Cramer Recommends Glaxo
Although stocks soared broadly across the board to finish near session highs Wednesday, with the Dow and S&P 500 to reaching new record levels, Jim Cramer stressed the importance of defensive stocks.
"We need to be prepared in case one of the many warnings from the endless legion of bears comes true … you need to own something that will hold up, and perhaps even go higher, if the wheels fall off this bull market," said Cramer on CNBC's "Mad Money." "In a diversified portfolio of five stocks, you need to have at least one defensive name with a big dividend to protect your wealth at all times, even in raging bull markets like this one where it might feel like that's a waste of money."

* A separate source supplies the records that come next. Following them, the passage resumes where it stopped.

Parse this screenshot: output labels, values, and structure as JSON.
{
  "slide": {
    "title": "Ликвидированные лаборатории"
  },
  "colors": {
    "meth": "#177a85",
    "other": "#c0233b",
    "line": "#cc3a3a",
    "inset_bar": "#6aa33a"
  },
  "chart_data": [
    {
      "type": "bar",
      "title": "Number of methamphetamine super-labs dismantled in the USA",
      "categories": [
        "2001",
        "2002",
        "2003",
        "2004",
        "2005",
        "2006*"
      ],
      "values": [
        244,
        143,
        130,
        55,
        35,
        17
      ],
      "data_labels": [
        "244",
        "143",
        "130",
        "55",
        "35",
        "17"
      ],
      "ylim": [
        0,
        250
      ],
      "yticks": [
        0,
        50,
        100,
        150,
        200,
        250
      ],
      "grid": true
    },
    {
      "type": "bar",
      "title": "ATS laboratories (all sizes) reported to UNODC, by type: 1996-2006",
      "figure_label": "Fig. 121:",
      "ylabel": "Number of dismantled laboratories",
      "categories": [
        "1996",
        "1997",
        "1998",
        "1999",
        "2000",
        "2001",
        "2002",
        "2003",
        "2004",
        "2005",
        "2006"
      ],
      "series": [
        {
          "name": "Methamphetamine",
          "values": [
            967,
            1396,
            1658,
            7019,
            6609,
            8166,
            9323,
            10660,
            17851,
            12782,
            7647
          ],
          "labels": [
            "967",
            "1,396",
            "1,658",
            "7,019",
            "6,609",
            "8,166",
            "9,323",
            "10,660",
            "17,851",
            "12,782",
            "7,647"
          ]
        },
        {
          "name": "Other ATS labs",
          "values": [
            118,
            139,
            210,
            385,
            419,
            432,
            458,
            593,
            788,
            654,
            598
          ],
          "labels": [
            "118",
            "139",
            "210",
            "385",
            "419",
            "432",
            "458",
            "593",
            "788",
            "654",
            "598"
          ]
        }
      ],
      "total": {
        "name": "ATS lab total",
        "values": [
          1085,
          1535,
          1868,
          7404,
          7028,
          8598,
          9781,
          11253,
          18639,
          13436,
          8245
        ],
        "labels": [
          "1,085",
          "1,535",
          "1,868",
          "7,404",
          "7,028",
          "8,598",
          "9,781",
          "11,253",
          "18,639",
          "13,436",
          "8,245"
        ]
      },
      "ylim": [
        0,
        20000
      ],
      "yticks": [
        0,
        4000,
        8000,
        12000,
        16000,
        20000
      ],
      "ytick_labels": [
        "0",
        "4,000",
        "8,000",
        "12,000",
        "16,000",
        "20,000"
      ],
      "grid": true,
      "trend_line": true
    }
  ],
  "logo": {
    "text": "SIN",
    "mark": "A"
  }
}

In turn, Cramer recommended investors consider GlaxoSmithKline, Britain's biggest drugmaker, which pays a juicy 5.8 percent dividend yield.
The pharmaceutical company's revenues have been declining lately, but Cramer thinks it could soon turn the corner. After all, it was able to reach a $150 million preliminary settlement with U.S. drug wholesalers who claimed the company improperly delayed entry to the market of generic alternatives to its nasal spray Flonase. Since the start of last year, it's also filed for regulatory approval for six new drugs, some of which could net billions of dollars. Over the next three years, Glaxo could launch 15 new drugs worldwide, possibly helping the company achieve an 8.4 percent compound annual earnings growth rate from this year through 2018.
As it stands, Glaxo now trades at just 13.6 times next year's earnings estimates. If management can execute on these new drugs while cutting costs, Cramer thinks it could trade up to 16 times earnings, which means its stock would be about 17 percent higher than current levels.